Embedded SRAM med rekordlavt standby forbrug
Renesas annnocerer embedded SRAM med industriens laveste standby effektforbrug på 13,7 nW/Mbit og 1,84 ns højhastigheds readout (in english).Renesas Electronics has announced the successful development of a new low-power SRAM circuit technology that can be embedded in application specific standard products (ASSPs) for Internet of Things (IoT), home electronics, and healthcare applications.
The new technology provides a function for switching dynamically, with a low power overhead, between active operation, in which the CPU core performs read and write operations of the embedded SRAM, and the standby mode, in which the stored data is retained.
Renesas applied its in-house 65 nanometer (nm) node silicon on thin BOX process for the prototype development of embedded SRAM. The prototype SRAM achieves at the same time both the high-speed readout time of 1.8 ns during active operation and the ultra-low power consumption of 13.7 nW/Mbit in standby mode.
The SRAM achieves the industry's lowest standby mode power consumption characteristics, which is only one-thousand of the power consumption during standby mode, by using dynamic substrate back bias control, taking advantage of the SOTB structure.
Recently, in the rapidly growing IoT market, all applications will be connected wirelessly, and thus there are strong desires for either battery free operation, which uses natural energy sources such as light, vibration, or heat, and lower power consumption for longer battery life. In addition, when a longer battery life is achieved, battery replacement will no longer be required, which enables applications to be maintenance free.
At the same time, achieving miniaturization of end products is essential for the development of IoT applications. Reduction of the ASSP’s power consumption to at least one order of magnitude would enable miniaturization as it reduces the currently used battery capacity.
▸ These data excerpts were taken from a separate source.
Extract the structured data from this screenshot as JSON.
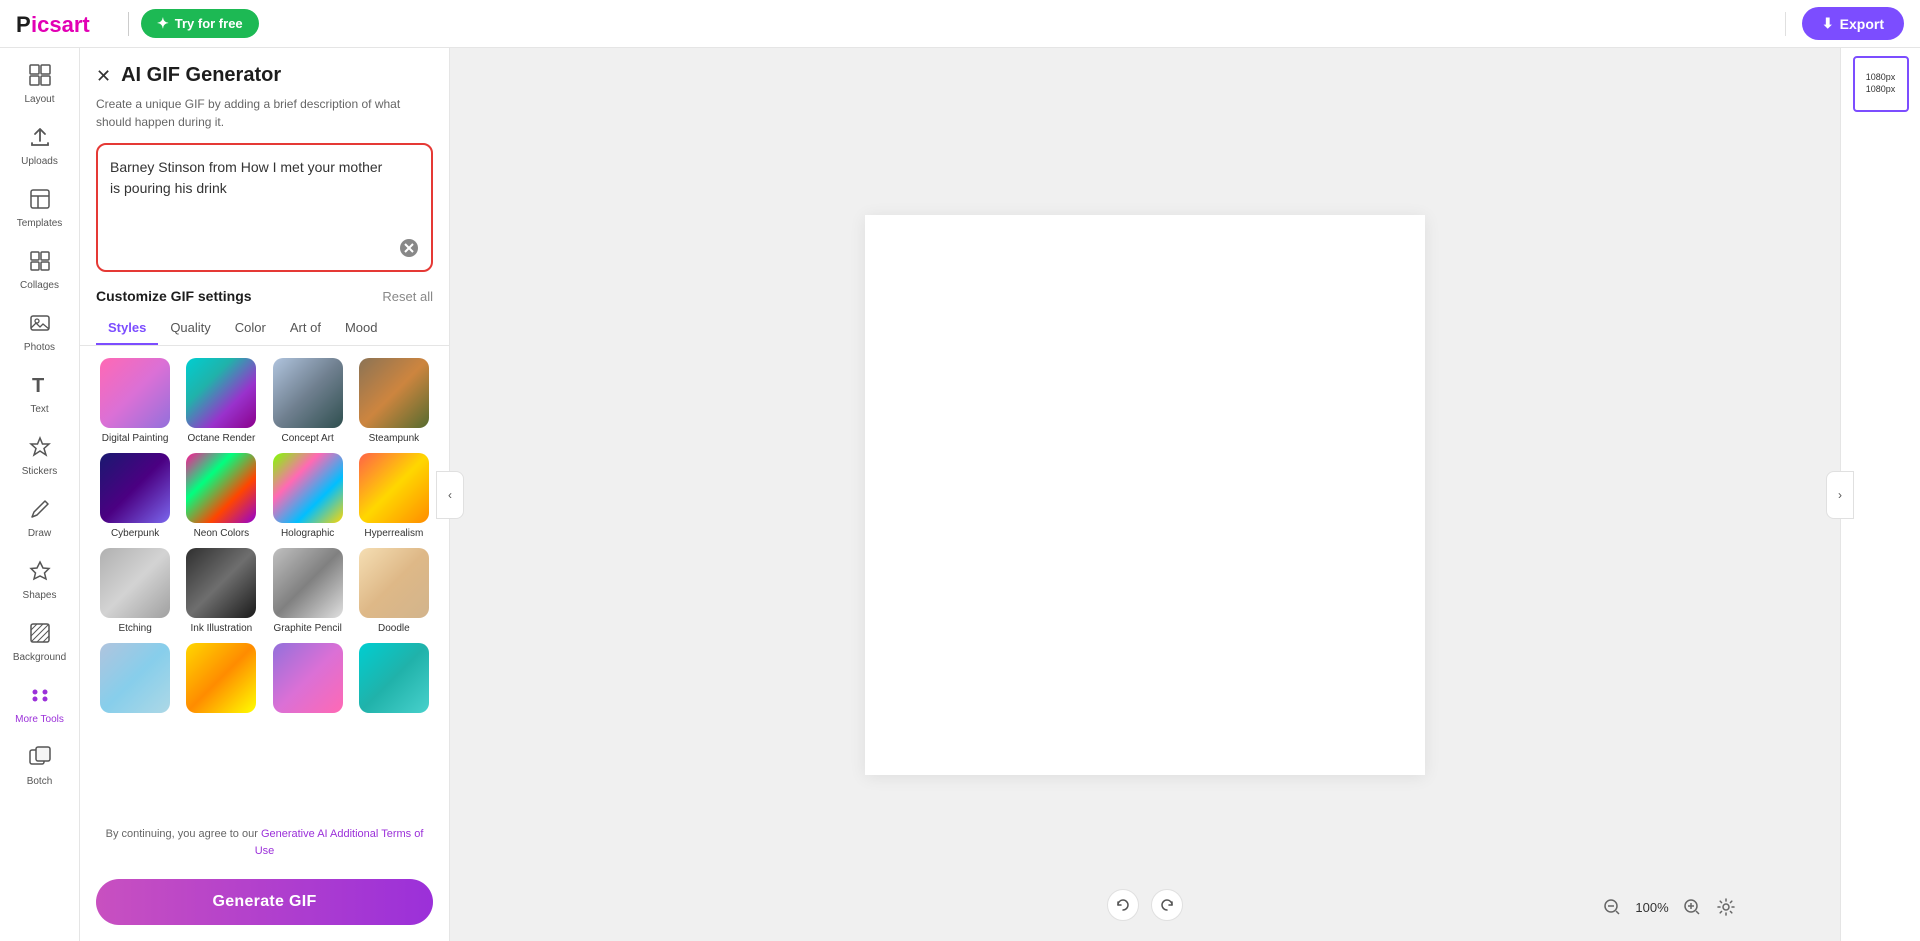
{
  "topbar": {
    "logo_p": "P",
    "logo_icsart": "icsart",
    "try_free_label": "Try for free",
    "export_label": "Export"
  },
  "sidebar": {
    "items": [
      {
        "id": "layout",
        "icon": "⊞",
        "label": "Layout"
      },
      {
        "id": "uploads",
        "icon": "↑",
        "label": "Uploads"
      },
      {
        "id": "templates",
        "icon": "📖",
        "label": "Templates"
      },
      {
        "id": "collages",
        "icon": "⊟",
        "label": "Collages"
      },
      {
        "id": "photos",
        "icon": "🖼",
        "label": "Photos"
      },
      {
        "id": "text",
        "icon": "T",
        "label": "Text"
      },
      {
        "id": "stickers",
        "icon": "✦",
        "label": "Stickers"
      },
      {
        "id": "draw",
        "icon": "✏",
        "label": "Draw"
      },
      {
        "id": "shapes",
        "icon": "★",
        "label": "Shapes"
      },
      {
        "id": "background",
        "icon": "▦",
        "label": "Background"
      },
      {
        "id": "more-tools",
        "icon": "⁝⁝",
        "label": "More Tools"
      },
      {
        "id": "batch",
        "icon": "⊞",
        "label": "Botch"
      }
    ]
  },
  "panel": {
    "title": "AI GIF Generator",
    "subtitle": "Create a unique GIF by adding a brief description of what should happen during it.",
    "prompt_text": "Barney Stinson from How I met your mother is pouring his drink",
    "customize_title": "Customize GIF settings",
    "reset_label": "Reset all",
    "tabs": [
      {
        "id": "styles",
        "label": "Styles",
        "active": true
      },
      {
        "id": "quality",
        "label": "Quality"
      },
      {
        "id": "color",
        "label": "Color"
      },
      {
        "id": "art-of",
        "label": "Art of"
      },
      {
        "id": "mood",
        "label": "Mood"
      }
    ],
    "styles": [
      {
        "id": "digital-painting",
        "label": "Digital Painting",
        "thumb": "digital"
      },
      {
        "id": "octane-render",
        "label": "Octane Render",
        "thumb": "octane"
      },
      {
        "id": "concept-art",
        "label": "Concept Art",
        "thumb": "concept"
      },
      {
        "id": "steampunk",
        "label": "Steampunk",
        "thumb": "steampunk"
      },
      {
        "id": "cyberpunk",
        "label": "Cyberpunk",
        "thumb": "cyberpunk"
      },
      {
        "id": "neon-colors",
        "label": "Neon Colors",
        "thumb": "neon"
      },
      {
        "id": "holographic",
        "label": "Holographic",
        "thumb": "holographic"
      },
      {
        "id": "hyperrealism",
        "label": "Hyperrealism",
        "thumb": "hyperrealism"
      },
      {
        "id": "etching",
        "label": "Etching",
        "thumb": "etching"
      },
      {
        "id": "ink-illustration",
        "label": "Ink Illustration",
        "thumb": "ink"
      },
      {
        "id": "graphite-pencil",
        "label": "Graphite Pencil",
        "thumb": "graphite"
      },
      {
        "id": "doodle",
        "label": "Doodle",
        "thumb": "doodle"
      },
      {
        "id": "row4a",
        "label": "",
        "thumb": "row4a"
      },
      {
        "id": "row4b",
        "label": "",
        "thumb": "row4b"
      },
      {
        "id": "row4c",
        "label": "",
        "thumb": "row4c"
      },
      {
        "id": "row4d",
        "label": "",
        "thumb": "row4d"
      }
    ],
    "disclaimer": "By continuing, you agree to our ",
    "disclaimer_link": "Generative AI Additional Terms of Use",
    "generate_label": "Generate GIF"
  },
  "canvas": {
    "size_label": "1080px\n1080px",
    "size_line1": "1080px",
    "size_line2": "1080px"
  },
  "zoom": {
    "value": "100%"
  }
}
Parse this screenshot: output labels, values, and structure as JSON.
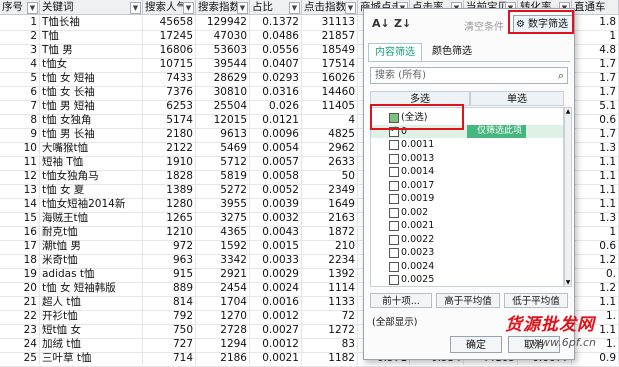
{
  "columns": [
    {
      "label": "序号",
      "dd": true
    },
    {
      "label": "关键词",
      "dd": true
    },
    {
      "label": "搜索人气",
      "dd": true
    },
    {
      "label": "搜索指数",
      "dd": true
    },
    {
      "label": "占比",
      "dd": true
    },
    {
      "label": "点击指数",
      "dd": true
    },
    {
      "label": "商城点击",
      "dd": true
    },
    {
      "label": "点击率",
      "dd": true
    },
    {
      "label": "当前宝贝",
      "dd": true
    },
    {
      "label": "转化率",
      "dd": true
    },
    {
      "label": "直通车",
      "dd": false
    }
  ],
  "rows": [
    [
      "1",
      "T恤长袖",
      "45658",
      "129942",
      "0.1372",
      "31113",
      "",
      "",
      "",
      "",
      "1.8"
    ],
    [
      "2",
      "T恤",
      "17245",
      "47030",
      "0.0486",
      "21857",
      "",
      "",
      "",
      "",
      "1"
    ],
    [
      "3",
      "T恤 男",
      "16806",
      "53603",
      "0.0556",
      "18549",
      "",
      "",
      "",
      "",
      "4.8"
    ],
    [
      "4",
      "t恤女",
      "10715",
      "39544",
      "0.0407",
      "17514",
      "",
      "",
      "",
      "",
      "1.7"
    ],
    [
      "5",
      "t恤 女 短袖",
      "7433",
      "28629",
      "0.0293",
      "16026",
      "",
      "",
      "",
      "",
      "1.7"
    ],
    [
      "6",
      "t恤 女 长袖",
      "7376",
      "30810",
      "0.0316",
      "14460",
      "",
      "",
      "",
      "",
      "1.7"
    ],
    [
      "7",
      "t恤 男 短袖",
      "6253",
      "25504",
      "0.026",
      "11405",
      "",
      "",
      "",
      "",
      "5.1"
    ],
    [
      "8",
      "t恤 女独角",
      "5174",
      "12015",
      "0.0121",
      "4",
      "",
      "",
      "",
      "",
      "0.6"
    ],
    [
      "9",
      "t恤 男 长袖",
      "2180",
      "9613",
      "0.0096",
      "4825",
      "",
      "",
      "",
      "",
      "1.7"
    ],
    [
      "10",
      "大嘴猴t恤",
      "2122",
      "5469",
      "0.0054",
      "2962",
      "",
      "",
      "",
      "",
      "1.3"
    ],
    [
      "11",
      "短袖 T恤",
      "1910",
      "5712",
      "0.0057",
      "2633",
      "",
      "",
      "",
      "",
      "1.1"
    ],
    [
      "12",
      "t恤女独角马",
      "1828",
      "5819",
      "0.0058",
      "50",
      "",
      "",
      "",
      "",
      "1.1"
    ],
    [
      "13",
      "t恤 女 夏",
      "1389",
      "5272",
      "0.0052",
      "2349",
      "",
      "",
      "",
      "",
      "1.1"
    ],
    [
      "14",
      "t恤女短袖2014新",
      "1280",
      "3955",
      "0.0039",
      "1649",
      "",
      "",
      "",
      "",
      "1.1"
    ],
    [
      "15",
      "海贼王t恤",
      "1265",
      "3275",
      "0.0032",
      "2163",
      "",
      "",
      "",
      "",
      "1.3"
    ],
    [
      "16",
      "耐克t恤",
      "1210",
      "4365",
      "0.0043",
      "1872",
      "",
      "",
      "",
      "",
      "1"
    ],
    [
      "17",
      "潮t恤 男",
      "972",
      "1592",
      "0.0015",
      "210",
      "",
      "",
      "",
      "",
      "0.6"
    ],
    [
      "18",
      "米奇t恤",
      "963",
      "3342",
      "0.0033",
      "2234",
      "",
      "",
      "",
      "",
      "1.2"
    ],
    [
      "19",
      "adidas t恤",
      "915",
      "2921",
      "0.0029",
      "1392",
      "",
      "",
      "",
      "",
      "0."
    ],
    [
      "20",
      "t恤 女 短袖韩版",
      "889",
      "2454",
      "0.0024",
      "1114",
      "",
      "",
      "",
      "",
      "1.2"
    ],
    [
      "21",
      "超人 t恤",
      "814",
      "1704",
      "0.0016",
      "1133",
      "",
      "",
      "",
      "",
      "1.1"
    ],
    [
      "22",
      "开衫t恤",
      "792",
      "1270",
      "0.0012",
      "72",
      "",
      "",
      "",
      "",
      "1."
    ],
    [
      "23",
      "短t恤 女",
      "750",
      "2728",
      "0.0027",
      "1272",
      "",
      "",
      "",
      "",
      "1.1"
    ],
    [
      "24",
      "加绒 t恤",
      "727",
      "1294",
      "0.0012",
      "83",
      "",
      "",
      "",
      "",
      "1."
    ],
    [
      "25",
      "三叶草 t恤",
      "714",
      "2186",
      "0.0021",
      "1182",
      "0.571",
      "0.534",
      "44165",
      "0.0077",
      "0.9"
    ]
  ],
  "panel": {
    "sort_asc": "A↓",
    "sort_desc": "Z↓",
    "clear_label": "清空条件",
    "number_filter_label": "数字筛选",
    "tab_content": "内容筛选",
    "tab_color": "颜色筛选",
    "search_placeholder": "搜索 (所有)",
    "col_multi": "多选",
    "col_single": "单选",
    "items": [
      {
        "label": "(全选)",
        "state": "partial"
      },
      {
        "label": "0",
        "state": "on"
      },
      {
        "label": "0.0011",
        "state": "off"
      },
      {
        "label": "0.0013",
        "state": "off"
      },
      {
        "label": "0.0014",
        "state": "off"
      },
      {
        "label": "0.0017",
        "state": "off"
      },
      {
        "label": "0.0019",
        "state": "off"
      },
      {
        "label": "0.002",
        "state": "off"
      },
      {
        "label": "0.0021",
        "state": "off"
      },
      {
        "label": "0.0022",
        "state": "off"
      },
      {
        "label": "0.0023",
        "state": "off"
      },
      {
        "label": "0.0024",
        "state": "off"
      },
      {
        "label": "0.0025",
        "state": "off"
      }
    ],
    "only_item_label": "仅筛选此项",
    "btn_top10": "前十项...",
    "btn_above_avg": "高于平均值",
    "btn_below_avg": "低于平均值",
    "show_all": "(全部显示)",
    "ok_label": "确定",
    "cancel_label": "取消"
  },
  "watermark": {
    "main": "货源批发网",
    "sub": "www.6pf.cn"
  },
  "colors": {
    "highlight": "#e0121a",
    "accent": "#16a37a"
  }
}
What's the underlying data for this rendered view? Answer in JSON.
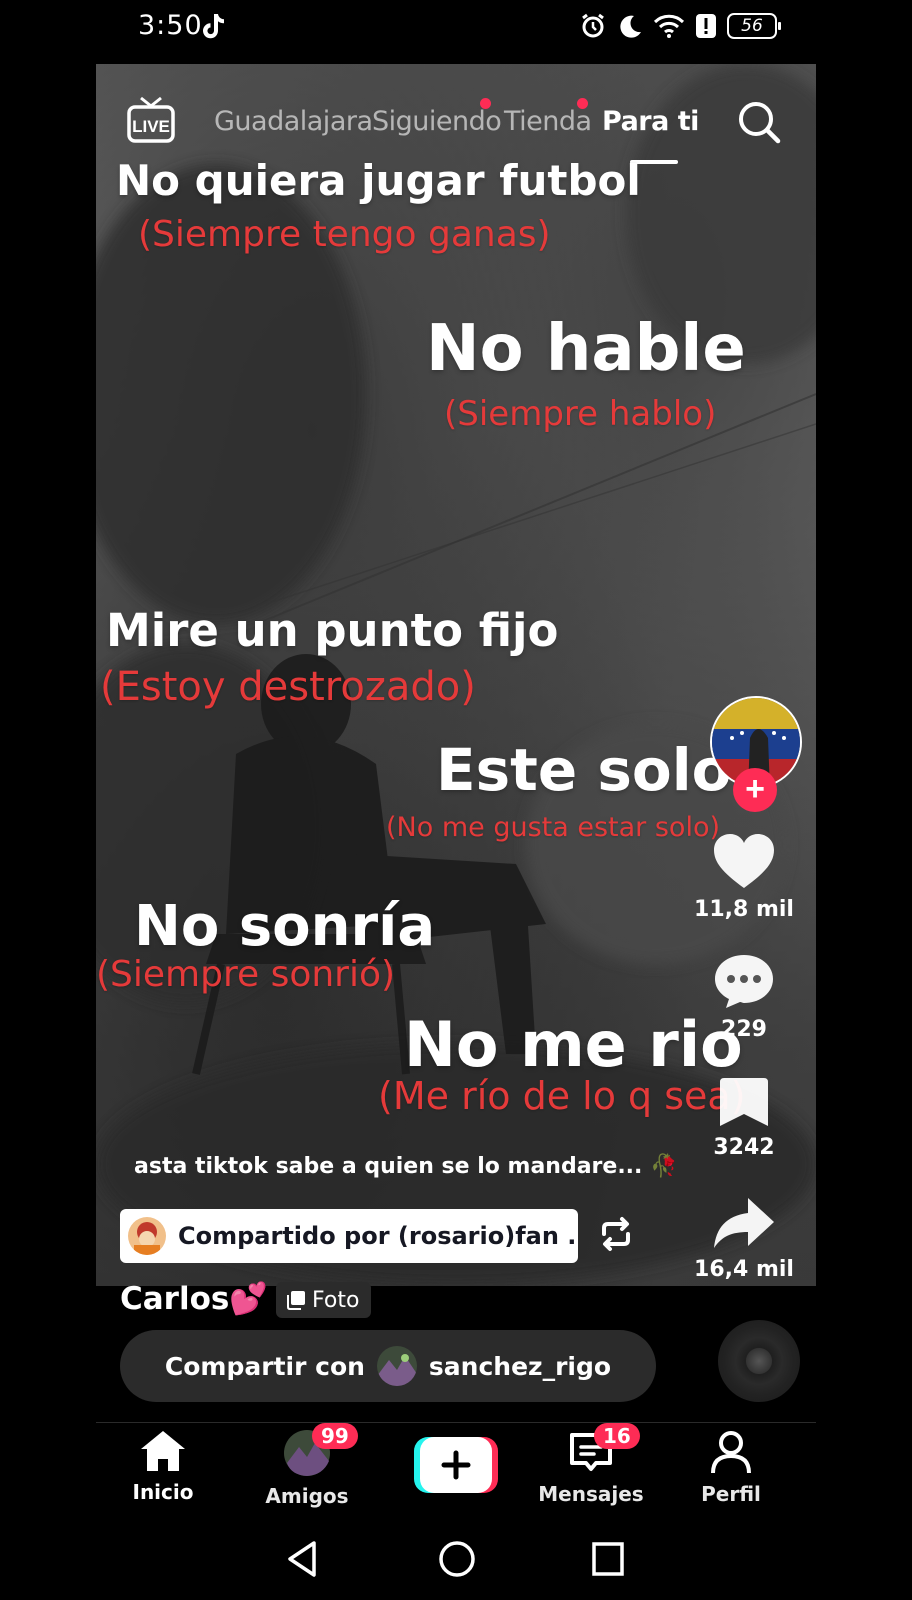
{
  "status_bar": {
    "time": "3:50",
    "battery": "56",
    "icons": [
      "tiktok-icon",
      "alarm-icon",
      "moon-icon",
      "wifi-icon",
      "alert-icon",
      "battery-icon"
    ]
  },
  "top_nav": {
    "live_label": "LIVE",
    "tabs": [
      {
        "label": "Guadalajara",
        "dot": false
      },
      {
        "label": "Siguiendo",
        "dot": true
      },
      {
        "label": "Tienda",
        "dot": true
      },
      {
        "label": "Para ti",
        "active": true
      }
    ]
  },
  "overlay": {
    "l1_white": "No quiera jugar futbol",
    "l1_red": "(Siempre tengo ganas)",
    "l2_white": "No hable",
    "l2_red": "(Siempre hablo)",
    "l3_white": "Mire un punto fijo",
    "l3_red": "(Estoy destrozado)",
    "l4_white": "Este solo",
    "l4_red": "(No me gusta estar solo)",
    "l5_white": "No sonría",
    "l5_red": "(Siempre sonrió)",
    "l6_white": "No me rio",
    "l6_red": "(Me río de lo q sea)",
    "caption": "asta tiktok sabe a quien se lo mandare... 🥀"
  },
  "rail": {
    "likes": "11,8 mil",
    "comments": "229",
    "saves": "3242",
    "shares": "16,4 mil"
  },
  "shared_by": "Compartido por (rosario)fan ...",
  "author": {
    "name": "Carlos💕",
    "badge": "Foto"
  },
  "share_with": {
    "prefix": "Compartir con",
    "user": "sanchez_rigo"
  },
  "bottom_nav": {
    "home": "Inicio",
    "friends": "Amigos",
    "friends_badge": "99",
    "messages": "Mensajes",
    "messages_badge": "16",
    "profile": "Perfil"
  },
  "colors": {
    "accent": "#fe2c55",
    "overlay_red": "#e53a3a",
    "cyan": "#25f4ee"
  }
}
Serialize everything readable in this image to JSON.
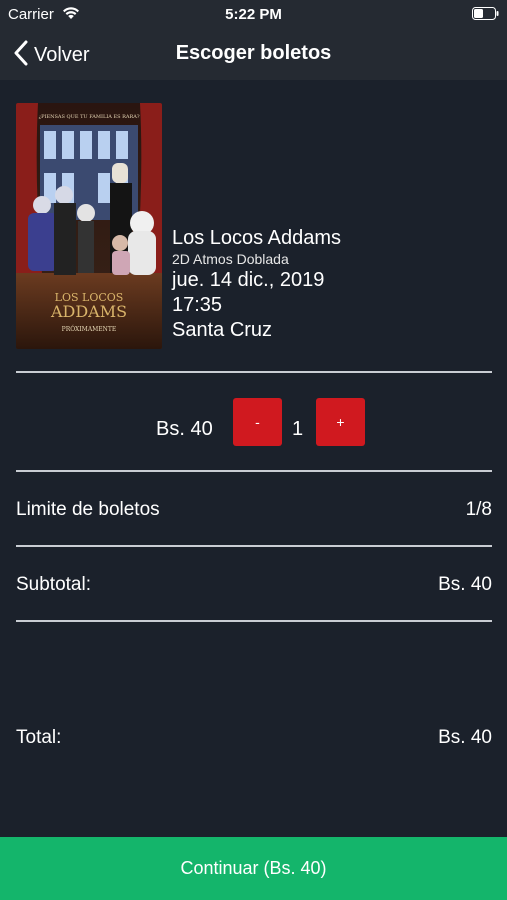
{
  "status_bar": {
    "carrier": "Carrier",
    "time": "5:22 PM"
  },
  "nav": {
    "back_label": "Volver",
    "title": "Escoger boletos"
  },
  "movie": {
    "poster_tagline": "¿PIENSAS QUE TU FAMILIA ES RARA?",
    "poster_title_line1": "LOS LOCOS",
    "poster_title_line2": "ADDAMS",
    "poster_footer": "PRÓXIMAMENTE",
    "title": "Los Locos Addams",
    "format": "2D Atmos Doblada",
    "date": "jue. 14 dic., 2019",
    "time": "17:35",
    "city": "Santa Cruz"
  },
  "ticket": {
    "price": "Bs. 40",
    "minus_label": "-",
    "plus_label": "+",
    "quantity": "1"
  },
  "summary": {
    "limit_label": "Limite de boletos",
    "limit_value": "1/8",
    "subtotal_label": "Subtotal:",
    "subtotal_value": "Bs. 40",
    "total_label": "Total:",
    "total_value": "Bs. 40"
  },
  "continue_label": "Continuar (Bs. 40)",
  "colors": {
    "background": "#1b212b",
    "bar": "#252a32",
    "stepper_button": "#d0191f",
    "continue_button": "#14b56b"
  }
}
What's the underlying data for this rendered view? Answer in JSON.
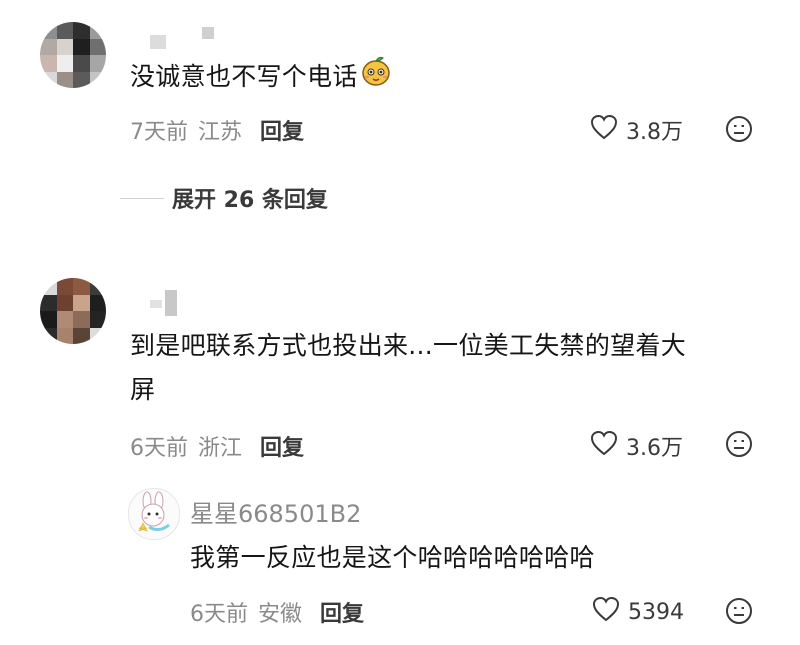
{
  "comments": [
    {
      "text": "没诚意也不写个电话",
      "time": "7天前",
      "location": "江苏",
      "reply_label": "回复",
      "likes": "3.8万",
      "expand_label": "展开 26 条回复"
    },
    {
      "text_line1": "到是吧联系方式也投出来...一位美工失禁的望着大",
      "text_line2": "屏",
      "time": "6天前",
      "location": "浙江",
      "reply_label": "回复",
      "likes": "3.6万"
    }
  ],
  "reply": {
    "username": "星星668501B2",
    "text": "我第一反应也是这个哈哈哈哈哈哈哈",
    "time": "6天前",
    "location": "安徽",
    "reply_label": "回复",
    "likes": "5394"
  },
  "colors": {
    "text_primary": "#161616",
    "text_secondary": "#8a8a8a",
    "icon": "#3a3a3a"
  }
}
As an effort to reduce the power consumption in ASSPs for the IoT, there is a technique in which the application is operated intermittently, normally being in the standby mode and only going to active mode when data processing is required. In particular, the most commonly used procedure to reduce power consumption in standby mode is to cut off power to the circuit after saving any necessary data either to an external device or to internal nonvolatile memory.
Although this method is effective when wait times are relatively long, in systems that frequently iterate the switching between the active- and standby mode, the saving of data to nonvolatile memory and the restart operation becomes a significant overhead. There are even cases where, inversely, this actually increases power consumption.
The new technology adopts a method in which the power consumption of the embedded SRAM in standby mode is reduced. This enables intermittent operation to be performed frequently without leading to increased power consumption, thereby making it unnecessary to save data to nonvolatile memory, which leads to improved power efficiency.
Previous Renesas efforts related to embedded SRAM include prototype of embedded SRAM with a 28 nm high-K metal gate (HKMG) structure and a high-performance embedded SRAM with a 16 nm Fin field-effect transistor (FinFET) structure, which both adopt state-of-the-art process technologies.
These embedded SRAM technologies have been adopted in Renesas’ R-Car automotive infotainment system-on-chips (SoCs). Now, to achieve the low-power performance required by IoT, home electronics, and healthcare applications, Renesas developed circuit technology that dynamically controls the substrate bias using the SOTB process technology and enables standby mode leakage current to be reduced to approximately one-thousandth of the power compared to the normal standby mode.